If we had a substantially hearing-impaired member, we would probably modify our conversations accordingly, slowing our speech enough that lips could be read, attempting to avoid talking over each other, and attempting to keep our faces oriented to where the individual could see those faces. Given the nature of our vocabulary in this social setting (a speculative fiction group) it would be highly unlikely that a speech-to-text system would correctly interpret any of the truly important words in the conversation anyway, so such a system would be useless.
Do not look into laser with remaining eye.
I've been following the field for awhile, so I'm aware of the barriers to success; it is, as the engineers like to say, a non-trivial problem. But I can't possibly be aware of every development, so it's really helpful to get your perspective.

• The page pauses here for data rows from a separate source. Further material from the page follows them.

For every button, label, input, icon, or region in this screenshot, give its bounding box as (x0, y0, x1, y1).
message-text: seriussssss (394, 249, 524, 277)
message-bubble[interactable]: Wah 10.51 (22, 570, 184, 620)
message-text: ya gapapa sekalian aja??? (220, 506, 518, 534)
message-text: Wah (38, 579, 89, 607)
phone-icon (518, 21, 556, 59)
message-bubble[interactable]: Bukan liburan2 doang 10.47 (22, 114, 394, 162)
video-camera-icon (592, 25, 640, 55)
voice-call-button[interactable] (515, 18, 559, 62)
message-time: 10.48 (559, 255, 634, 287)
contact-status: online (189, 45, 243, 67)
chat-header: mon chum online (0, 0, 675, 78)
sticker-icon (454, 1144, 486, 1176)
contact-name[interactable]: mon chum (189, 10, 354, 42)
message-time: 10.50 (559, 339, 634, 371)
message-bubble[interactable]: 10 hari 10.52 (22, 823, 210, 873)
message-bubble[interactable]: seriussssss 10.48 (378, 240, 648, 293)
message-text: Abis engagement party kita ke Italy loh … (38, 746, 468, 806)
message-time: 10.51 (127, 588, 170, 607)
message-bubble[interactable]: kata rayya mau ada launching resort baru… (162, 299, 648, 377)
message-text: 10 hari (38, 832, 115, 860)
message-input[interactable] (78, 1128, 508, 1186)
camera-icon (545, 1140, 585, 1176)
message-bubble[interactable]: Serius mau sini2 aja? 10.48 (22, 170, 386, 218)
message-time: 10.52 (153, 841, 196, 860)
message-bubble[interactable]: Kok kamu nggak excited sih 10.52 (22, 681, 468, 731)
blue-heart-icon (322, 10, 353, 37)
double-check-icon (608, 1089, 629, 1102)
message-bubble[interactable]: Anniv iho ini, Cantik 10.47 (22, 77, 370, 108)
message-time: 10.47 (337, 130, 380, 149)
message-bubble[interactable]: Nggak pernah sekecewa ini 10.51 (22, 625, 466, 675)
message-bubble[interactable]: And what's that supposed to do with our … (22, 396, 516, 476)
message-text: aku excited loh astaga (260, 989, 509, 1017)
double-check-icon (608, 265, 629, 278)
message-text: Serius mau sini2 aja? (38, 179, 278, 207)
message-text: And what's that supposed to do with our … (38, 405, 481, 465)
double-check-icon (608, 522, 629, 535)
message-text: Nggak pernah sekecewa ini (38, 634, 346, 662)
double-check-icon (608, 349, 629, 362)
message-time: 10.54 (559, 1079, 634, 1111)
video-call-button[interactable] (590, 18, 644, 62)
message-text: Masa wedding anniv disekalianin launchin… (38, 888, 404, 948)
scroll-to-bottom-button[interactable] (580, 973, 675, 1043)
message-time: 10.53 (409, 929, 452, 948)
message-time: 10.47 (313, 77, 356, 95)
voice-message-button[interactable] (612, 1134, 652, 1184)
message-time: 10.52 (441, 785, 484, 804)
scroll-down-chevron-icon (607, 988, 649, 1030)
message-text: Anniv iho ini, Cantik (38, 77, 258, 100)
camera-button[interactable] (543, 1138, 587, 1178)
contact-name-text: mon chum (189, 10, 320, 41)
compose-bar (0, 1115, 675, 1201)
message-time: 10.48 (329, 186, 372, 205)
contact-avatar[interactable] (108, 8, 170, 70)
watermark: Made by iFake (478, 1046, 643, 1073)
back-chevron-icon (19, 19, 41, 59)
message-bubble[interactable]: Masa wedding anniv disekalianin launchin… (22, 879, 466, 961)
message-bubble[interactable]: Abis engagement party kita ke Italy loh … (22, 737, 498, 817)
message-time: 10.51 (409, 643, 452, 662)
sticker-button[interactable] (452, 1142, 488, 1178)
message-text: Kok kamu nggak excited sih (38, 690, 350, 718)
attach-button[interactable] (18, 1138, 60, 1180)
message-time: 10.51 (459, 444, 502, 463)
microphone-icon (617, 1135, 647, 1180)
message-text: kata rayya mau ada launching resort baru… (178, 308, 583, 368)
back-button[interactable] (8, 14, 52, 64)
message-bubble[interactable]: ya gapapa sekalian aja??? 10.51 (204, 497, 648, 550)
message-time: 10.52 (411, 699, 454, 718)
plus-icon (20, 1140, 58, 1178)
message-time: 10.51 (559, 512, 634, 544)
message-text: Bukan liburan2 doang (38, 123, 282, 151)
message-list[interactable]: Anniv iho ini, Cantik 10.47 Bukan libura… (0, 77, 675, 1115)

I agree with the general consensus that we're a ways off from accurate machine transcription of group discussions, for the reasons discussed; that several conversations can be active at once, interference from other background noises, comprehending context, etc.
The point about late-deafened people being able to work with lower accuracy is a good one. I'm like that, I can recognize phonetic mistakes and mentally substitute the correct word because I know what it intended, but I have lot of born-deaf friends who would be lost.
One reader took upbrage at rusotto's joke about being able to hear doesn't help here. Me, I laughed. I know what it means to be bored silly even when everything is clear, and even ASL conversations can have the same problem. Another point about referring to deaf folks as "vulnerable" - yes, most people would resent that sort of label, even among those who understand it's not done with malice.
About communications with my mother - yes, we can converse by text, or through an ASL interpreter, and via video relay, and we've done all those things. But each of them is mediated to some degree, and working through Siri is too, but with an important difference; the other mediated techniques are more intrusive and divert focus from the person you're conversing with.
In video relay, I don't see my mother at all - I see an interpreter. Text - typing or writing - is also face to face, but it's slow. An ASL interpreter divides focus between the person I'm conversing with and the 'terp. All of these options work. The difference with Siri is, I can see her as she's speaking, focus on HER, read the text generated by Siri and match that with the facial expressions and body language.
One point made was the capacity for reading fast enough to keep up with transcription of a full table of rapid-fire conversation; I agree that would be tough.
Probably the most practical solution now is an ASL 'terp for those (like me) who know ASL. This is one area where the human capacity for a complex task trumps current tech.